We are indeed all genealogically related, all human beings on this Earth, all descendants of “Mitochondrial Eve” who lived between 50,000 and 70,000 years ago ( And the clusters and branches within that family, defined through the drama of human history, are generated by fascinating tales. According to one genetic study, 0.5% of the male population of the world is directly descended from Genghis Kahn, who, as is known to have had dozens of legitimate and illegitimate children ( How many more such tales exist, that have not been studied, and that don’t always involve historically famous personages?

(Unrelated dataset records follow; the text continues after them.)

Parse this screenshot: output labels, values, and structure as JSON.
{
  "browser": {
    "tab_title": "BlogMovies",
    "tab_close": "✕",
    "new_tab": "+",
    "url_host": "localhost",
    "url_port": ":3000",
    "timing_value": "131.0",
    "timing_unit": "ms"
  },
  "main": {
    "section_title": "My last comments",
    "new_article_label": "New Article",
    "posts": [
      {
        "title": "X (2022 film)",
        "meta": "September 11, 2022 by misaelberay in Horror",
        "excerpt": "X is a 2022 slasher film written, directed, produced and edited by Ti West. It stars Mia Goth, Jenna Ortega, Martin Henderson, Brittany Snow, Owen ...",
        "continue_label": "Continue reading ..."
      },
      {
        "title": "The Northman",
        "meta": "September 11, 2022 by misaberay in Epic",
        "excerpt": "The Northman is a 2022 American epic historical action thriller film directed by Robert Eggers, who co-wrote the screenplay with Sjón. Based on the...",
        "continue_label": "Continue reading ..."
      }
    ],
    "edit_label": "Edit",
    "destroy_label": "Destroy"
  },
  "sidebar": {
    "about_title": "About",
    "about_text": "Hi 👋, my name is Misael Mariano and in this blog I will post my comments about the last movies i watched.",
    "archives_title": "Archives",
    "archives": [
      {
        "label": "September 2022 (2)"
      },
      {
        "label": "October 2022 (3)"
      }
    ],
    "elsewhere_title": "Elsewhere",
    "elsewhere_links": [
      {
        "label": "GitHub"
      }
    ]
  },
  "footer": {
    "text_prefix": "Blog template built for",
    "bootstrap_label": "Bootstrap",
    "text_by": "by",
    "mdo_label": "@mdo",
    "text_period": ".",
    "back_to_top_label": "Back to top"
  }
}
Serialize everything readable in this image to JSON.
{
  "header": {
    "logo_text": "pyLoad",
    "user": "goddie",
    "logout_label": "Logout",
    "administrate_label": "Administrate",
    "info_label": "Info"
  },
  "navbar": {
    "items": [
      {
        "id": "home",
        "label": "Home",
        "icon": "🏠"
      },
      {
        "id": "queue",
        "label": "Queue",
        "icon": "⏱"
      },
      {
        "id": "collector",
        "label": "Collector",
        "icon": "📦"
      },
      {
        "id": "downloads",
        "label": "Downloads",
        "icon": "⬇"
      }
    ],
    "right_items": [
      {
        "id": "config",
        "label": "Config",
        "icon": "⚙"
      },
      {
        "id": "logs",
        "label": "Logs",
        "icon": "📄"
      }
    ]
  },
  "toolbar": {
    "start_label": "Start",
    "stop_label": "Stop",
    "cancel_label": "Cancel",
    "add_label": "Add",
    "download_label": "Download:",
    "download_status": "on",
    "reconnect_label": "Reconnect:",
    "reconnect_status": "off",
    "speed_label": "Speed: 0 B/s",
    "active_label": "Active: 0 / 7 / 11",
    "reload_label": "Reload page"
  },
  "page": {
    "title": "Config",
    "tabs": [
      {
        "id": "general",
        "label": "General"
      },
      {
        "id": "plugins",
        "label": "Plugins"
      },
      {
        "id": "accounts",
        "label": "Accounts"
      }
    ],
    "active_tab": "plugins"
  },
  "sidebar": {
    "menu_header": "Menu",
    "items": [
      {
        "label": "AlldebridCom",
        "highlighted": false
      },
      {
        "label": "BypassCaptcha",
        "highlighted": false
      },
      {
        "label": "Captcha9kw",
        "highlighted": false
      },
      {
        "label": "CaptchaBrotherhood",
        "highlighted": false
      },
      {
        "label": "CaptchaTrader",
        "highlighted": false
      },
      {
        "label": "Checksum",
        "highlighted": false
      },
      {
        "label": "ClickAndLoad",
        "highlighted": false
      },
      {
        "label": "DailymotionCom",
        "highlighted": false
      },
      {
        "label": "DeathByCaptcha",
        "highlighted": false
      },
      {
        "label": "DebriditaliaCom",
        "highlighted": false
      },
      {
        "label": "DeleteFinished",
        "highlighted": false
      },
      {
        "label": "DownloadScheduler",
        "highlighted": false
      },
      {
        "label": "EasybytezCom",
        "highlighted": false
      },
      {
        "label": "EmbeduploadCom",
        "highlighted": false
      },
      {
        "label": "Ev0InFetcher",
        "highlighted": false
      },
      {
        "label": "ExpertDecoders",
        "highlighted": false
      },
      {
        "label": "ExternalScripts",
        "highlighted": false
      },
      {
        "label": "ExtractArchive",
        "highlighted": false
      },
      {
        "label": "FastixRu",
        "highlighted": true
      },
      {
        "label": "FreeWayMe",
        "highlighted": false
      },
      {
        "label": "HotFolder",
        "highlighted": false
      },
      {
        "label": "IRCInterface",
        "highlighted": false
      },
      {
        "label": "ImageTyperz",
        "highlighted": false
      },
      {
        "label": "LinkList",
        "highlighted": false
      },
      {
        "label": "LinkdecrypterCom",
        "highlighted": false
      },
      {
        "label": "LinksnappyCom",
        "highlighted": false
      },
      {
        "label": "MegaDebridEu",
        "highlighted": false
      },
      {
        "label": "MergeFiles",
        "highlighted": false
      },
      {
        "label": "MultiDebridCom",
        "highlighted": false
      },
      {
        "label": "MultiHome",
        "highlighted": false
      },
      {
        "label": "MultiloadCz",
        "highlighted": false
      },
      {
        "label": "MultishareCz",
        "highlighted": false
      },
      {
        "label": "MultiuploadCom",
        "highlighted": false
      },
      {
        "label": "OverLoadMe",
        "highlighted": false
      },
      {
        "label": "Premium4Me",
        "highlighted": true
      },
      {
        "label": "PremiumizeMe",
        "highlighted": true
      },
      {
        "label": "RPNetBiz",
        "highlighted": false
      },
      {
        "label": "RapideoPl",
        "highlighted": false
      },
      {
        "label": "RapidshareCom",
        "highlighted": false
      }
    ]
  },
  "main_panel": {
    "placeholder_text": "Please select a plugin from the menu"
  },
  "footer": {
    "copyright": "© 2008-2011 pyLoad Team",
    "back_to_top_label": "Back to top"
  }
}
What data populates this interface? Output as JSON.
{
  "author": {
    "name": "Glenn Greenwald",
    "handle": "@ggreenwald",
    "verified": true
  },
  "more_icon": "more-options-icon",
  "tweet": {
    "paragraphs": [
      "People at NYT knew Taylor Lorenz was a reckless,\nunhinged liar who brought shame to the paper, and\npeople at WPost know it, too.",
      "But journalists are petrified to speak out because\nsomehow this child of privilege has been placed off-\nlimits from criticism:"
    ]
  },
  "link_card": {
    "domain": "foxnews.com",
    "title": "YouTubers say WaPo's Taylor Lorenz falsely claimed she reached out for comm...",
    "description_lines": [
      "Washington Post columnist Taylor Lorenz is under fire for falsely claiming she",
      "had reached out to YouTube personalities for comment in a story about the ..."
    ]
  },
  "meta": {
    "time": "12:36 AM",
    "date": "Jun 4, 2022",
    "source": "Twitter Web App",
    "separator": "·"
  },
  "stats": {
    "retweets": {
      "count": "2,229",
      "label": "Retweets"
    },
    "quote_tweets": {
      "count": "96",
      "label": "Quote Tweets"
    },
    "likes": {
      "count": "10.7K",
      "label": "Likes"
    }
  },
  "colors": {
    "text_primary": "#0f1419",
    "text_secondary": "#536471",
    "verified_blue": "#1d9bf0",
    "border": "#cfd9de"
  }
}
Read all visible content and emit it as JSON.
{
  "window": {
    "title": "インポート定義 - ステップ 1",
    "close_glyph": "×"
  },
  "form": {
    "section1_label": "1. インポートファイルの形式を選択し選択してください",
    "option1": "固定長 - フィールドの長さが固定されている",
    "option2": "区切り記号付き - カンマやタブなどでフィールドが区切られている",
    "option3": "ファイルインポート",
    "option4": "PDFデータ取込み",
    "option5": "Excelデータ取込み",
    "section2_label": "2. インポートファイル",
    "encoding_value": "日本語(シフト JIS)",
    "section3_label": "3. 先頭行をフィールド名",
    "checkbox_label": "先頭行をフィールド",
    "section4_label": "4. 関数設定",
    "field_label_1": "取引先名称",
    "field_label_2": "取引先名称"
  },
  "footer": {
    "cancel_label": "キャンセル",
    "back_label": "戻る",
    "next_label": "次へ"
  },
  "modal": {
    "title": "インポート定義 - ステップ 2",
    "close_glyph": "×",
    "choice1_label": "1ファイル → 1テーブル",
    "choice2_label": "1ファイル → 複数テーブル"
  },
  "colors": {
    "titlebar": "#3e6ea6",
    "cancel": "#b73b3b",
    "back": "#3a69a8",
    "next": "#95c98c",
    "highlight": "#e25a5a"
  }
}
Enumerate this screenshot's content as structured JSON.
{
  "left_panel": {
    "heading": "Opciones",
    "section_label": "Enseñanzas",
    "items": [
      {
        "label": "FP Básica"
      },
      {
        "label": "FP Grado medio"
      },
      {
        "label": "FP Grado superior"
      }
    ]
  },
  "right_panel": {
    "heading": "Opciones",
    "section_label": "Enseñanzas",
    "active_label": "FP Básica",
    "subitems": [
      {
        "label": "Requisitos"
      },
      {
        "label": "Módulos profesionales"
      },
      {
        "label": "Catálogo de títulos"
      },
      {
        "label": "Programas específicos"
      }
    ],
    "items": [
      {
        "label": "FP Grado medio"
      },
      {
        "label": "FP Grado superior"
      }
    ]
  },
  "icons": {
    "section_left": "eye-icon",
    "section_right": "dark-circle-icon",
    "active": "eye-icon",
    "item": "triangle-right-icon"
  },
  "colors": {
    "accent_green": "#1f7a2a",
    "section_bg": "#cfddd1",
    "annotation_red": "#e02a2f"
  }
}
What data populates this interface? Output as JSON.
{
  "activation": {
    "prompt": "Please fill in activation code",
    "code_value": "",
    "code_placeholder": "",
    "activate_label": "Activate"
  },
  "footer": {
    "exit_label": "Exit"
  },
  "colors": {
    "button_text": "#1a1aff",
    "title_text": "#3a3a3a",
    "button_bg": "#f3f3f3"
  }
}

Who we are genetically, the deck from which our genetic cards have been dealt, was determined most broadly by natural history (carving out the branch of primates that we are), broadly enough to encompass all living human beings in the interim period between natural history and recorded human history called “prehistory,” in broad swathes by both recorded and unrecorded real-life dramas throughout human history, and in most precise detail by the unique (and therefore statistically astronomically improbable) confluence of events which caused the genes of our respective parents to converge in and genetically define each of us.

But there is another, similar, pattern overlaid atop this one, faster, more superficial, but fleshing out the narrative, realizing the potential that the genetic story creates. As I’ve discussed in several essays now (The Politics of Consciousness , Information and Energy: Past, Present, and Future, The Evolutionary Ecology of Audio-Visual Entertainment (& the nested & overlapping subsystems of Gaia), The Nature-Mind-Machine Matrix), the underlying dynamics of human history echo natural history, the pattern of genetic (biological) evolution being quite closely repeated in memetic (cultural) evolution. The study of geographic and historic distributions and evolutions of languages, religions, technologies, political forms (and social institutional forms in general, including family, community, economy, military, and so on), the combined landscape of all such cultural-cognitive artifacts, maps out a dynamical pattern of how we speak, think, believe, wonder, act, and live that, like the genetic story beneath it, also reshuffles and deals from an ever-evolving deck (one evolving far more rapidly than the genetic one).

We are each instances of these multi-layered narratives, defined by currents both broad and specific, from the general to the particular, determining what kind of species we are, what range of variation we encompass, what developmental branches have been carved out from that range, what sub-branches and twigs have led to the context which produced us, and what combination of particular genes, and unique life experiences, in the end define us each as marginally unique, but deeply similar and tightly interconnected, human beings.